I am in my final days of K-12 education and it is a very weird feeling. I have enjoyed the journey very much and I have really tried to make the most out of it. I mean even the character progression I has throughout the four years of high school have been very important. I went into high school not really knowing who I was or what I wanted and I am leaving high school with a much better understanding of that. Every person I have interacted with, all have taught me a lesson. Some of those lessons are an example of an aspect of them I want to try and emulate and others provide an example of exactly what I don't want to do. When it comes down to it, that's the true value in school. It's not that I haven't become a better academic, because I have. But the social lessons and even lessons learned through playing sports and other extracurriculars are vital to understanding yourself as well as others around you.

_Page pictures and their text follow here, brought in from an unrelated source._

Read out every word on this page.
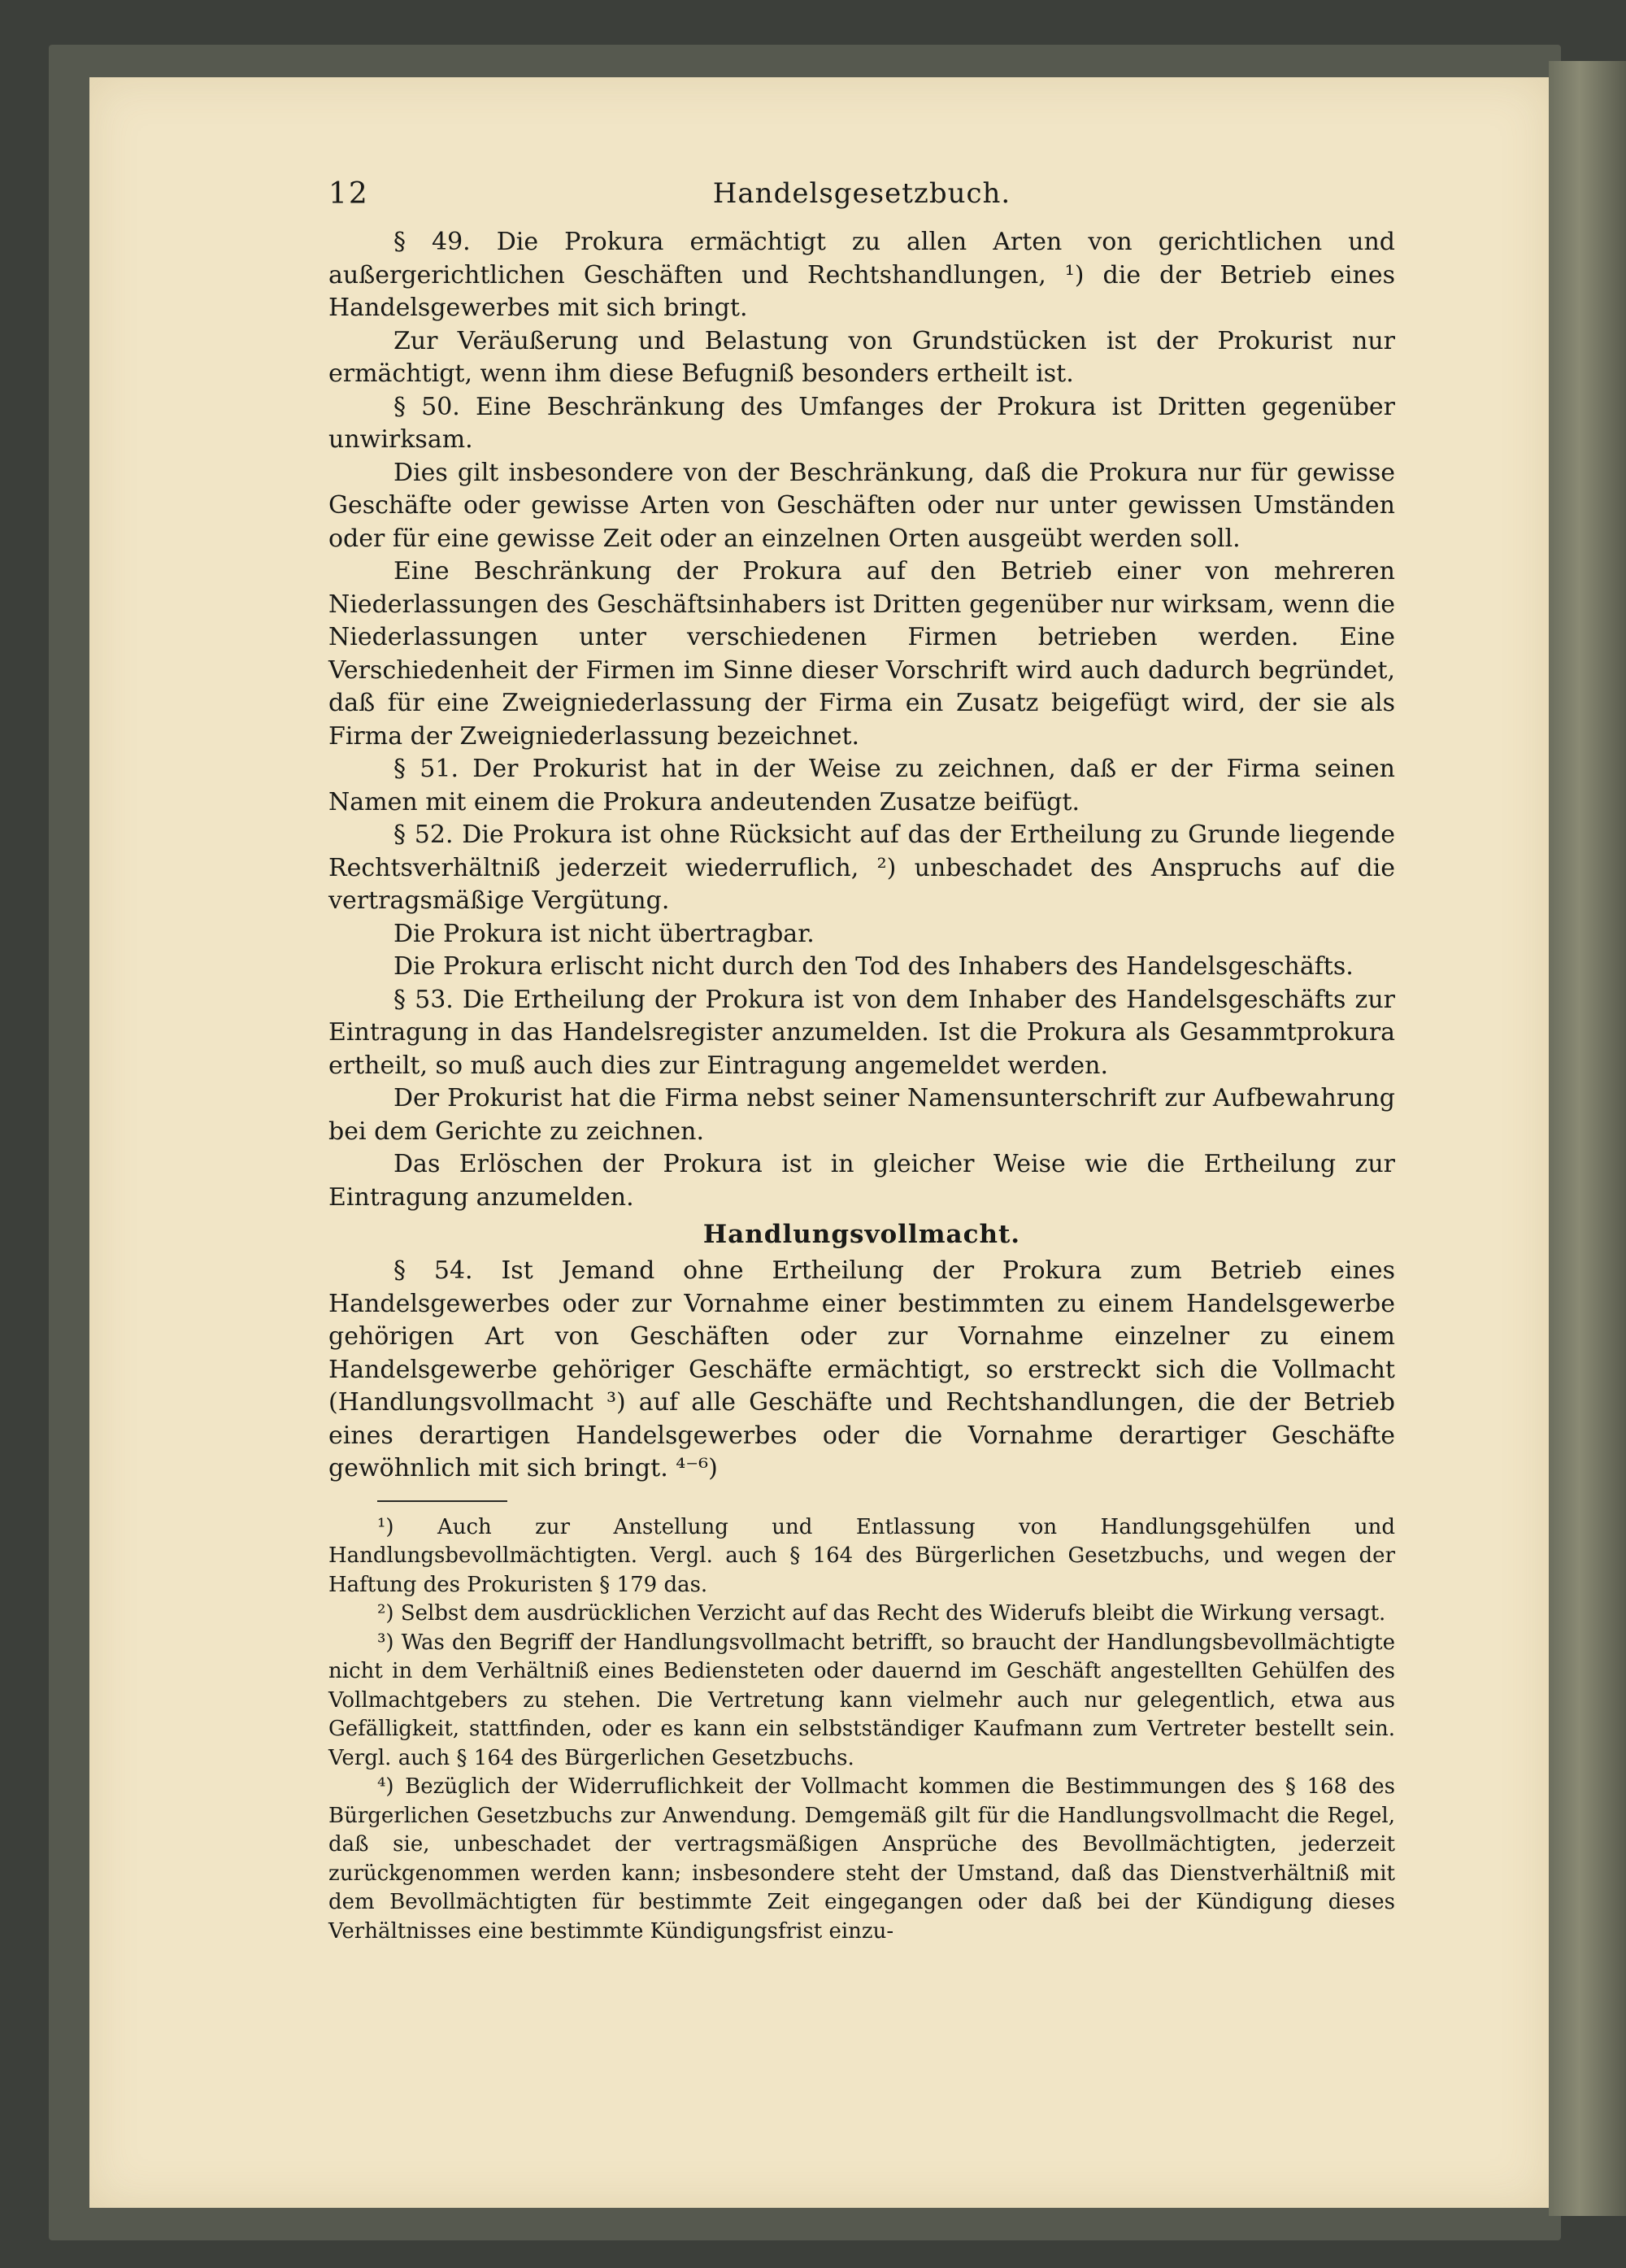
12	Handelsgesetzbuch.

§ 49. Die Prokura ermächtigt zu allen Arten von gerichtlichen und außergerichtlichen Geschäften und Rechtshandlungen, ¹) die der Betrieb eines Handelsgewerbes mit sich bringt.

Zur Veräußerung und Belastung von Grundstücken ist der Prokurist nur ermächtigt, wenn ihm diese Befugniß besonders ertheilt ist.

§ 50. Eine Beschränkung des Umfanges der Prokura ist Dritten gegenüber unwirksam.

Dies gilt insbesondere von der Beschränkung, daß die Prokura nur für gewisse Geschäfte oder gewisse Arten von Geschäften oder nur unter gewissen Umständen oder für eine gewisse Zeit oder an einzelnen Orten ausgeübt werden soll.

Eine Beschränkung der Prokura auf den Betrieb einer von mehreren Niederlassungen des Geschäftsinhabers ist Dritten gegenüber nur wirksam, wenn die Niederlassungen unter verschiedenen Firmen betrieben werden. Eine Verschiedenheit der Firmen im Sinne dieser Vorschrift wird auch dadurch begründet, daß für eine Zweigniederlassung der Firma ein Zusatz beigefügt wird, der sie als Firma der Zweigniederlassung bezeichnet.

§ 51. Der Prokurist hat in der Weise zu zeichnen, daß er der Firma seinen Namen mit einem die Prokura andeutenden Zusatze beifügt.

§ 52. Die Prokura ist ohne Rücksicht auf das der Ertheilung zu Grunde liegende Rechtsverhältniß jederzeit wiederruflich, ²) unbeschadet des Anspruchs auf die vertragsmäßige Vergütung.

Die Prokura ist nicht übertragbar.

Die Prokura erlischt nicht durch den Tod des Inhabers des Handelsgeschäfts.

§ 53. Die Ertheilung der Prokura ist von dem Inhaber des Handelsgeschäfts zur Eintragung in das Handelsregister anzumelden. Ist die Prokura als Gesammtprokura ertheilt, so muß auch dies zur Eintragung angemeldet werden.

Der Prokurist hat die Firma nebst seiner Namensunterschrift zur Aufbewahrung bei dem Gerichte zu zeichnen.

Das Erlöschen der Prokura ist in gleicher Weise wie die Ertheilung zur Eintragung anzumelden.

Handlungsvollmacht.

§ 54. Ist Jemand ohne Ertheilung der Prokura zum Betrieb eines Handelsgewerbes oder zur Vornahme einer bestimmten zu einem Handelsgewerbe gehörigen Art von Geschäften oder zur Vornahme einzelner zu einem Handelsgewerbe gehöriger Geschäfte ermächtigt, so erstreckt sich die Vollmacht (Handlungsvollmacht ³) auf alle Geschäfte und Rechtshandlungen, die der Betrieb eines derartigen Handelsgewerbes oder die Vornahme derartiger Geschäfte gewöhnlich mit sich bringt. ⁴⁻⁶)

¹) Auch zur Anstellung und Entlassung von Handlungsgehülfen und Handlungsbevollmächtigten. Vergl. auch § 164 des Bürgerlichen Gesetzbuchs, und wegen der Haftung des Prokuristen § 179 das.

²) Selbst dem ausdrücklichen Verzicht auf das Recht des Widerufs bleibt die Wirkung versagt.

³) Was den Begriff der Handlungsvollmacht betrifft, so braucht der Handlungsbevollmächtigte nicht in dem Verhältniß eines Bediensteten oder dauernd im Geschäft angestellten Gehülfen des Vollmachtgebers zu stehen. Die Vertretung kann vielmehr auch nur gelegentlich, etwa aus Gefälligkeit, stattfinden, oder es kann ein selbstständiger Kaufmann zum Vertreter bestellt sein. Vergl. auch § 164 des Bürgerlichen Gesetzbuchs.

⁴) Bezüglich der Widerruflichkeit der Vollmacht kommen die Bestimmungen des § 168 des Bürgerlichen Gesetzbuchs zur Anwendung. Demgemäß gilt für die Handlungsvollmacht die Regel, daß sie, unbeschadet der vertragsmäßigen Ansprüche des Bevollmächtigten, jederzeit zurückgenommen werden kann; insbesondere steht der Umstand, daß das Dienstverhältniß mit dem Bevollmächtigten für bestimmte Zeit eingegangen oder daß bei der Kündigung dieses Verhältnisses eine bestimmte Kündigungsfrist einzu-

For instance, I feel like I learned more about the functions of government through doing Student Council more than I did in AP Government. I began to understand the complicated process of bureaucracy and that even if you feel like you have the best and most sensible idea, you have to work and compromise with others. It was a hard lesson to learn that others won't always be able to see the value in your perspective, but learning how to show that value to others and also how to compromise when people disagree was something that I feel like I can apply to the rest of my adult life.
The thing is though, that high school is both of these kinds of learning, and they do go hand in hand. Even in this example, I was able to see the different types of government I was learning about in AP Gov come into play, when we were voting on things and seeing the process of how decisions were made. This demonstrates an issue in that school can give you all the information, but it is thinking about and applying that information that demonstrates its value, and most people (including myself in a lot of ways) never give themselves a chance to use what they learned or forget about it before they do.
Just like anything else, your education is what you make of it. (Notice how it is make and not made, because education is a life-long journey) In my life, I am trying to leave high school and not forget any of what I learned, whether it was in the classroom or playing sports or in my relationships with others. If I can use what I have learned and apply it to the rest of my life and expound upon those lessons in college, I will be a better man because of it.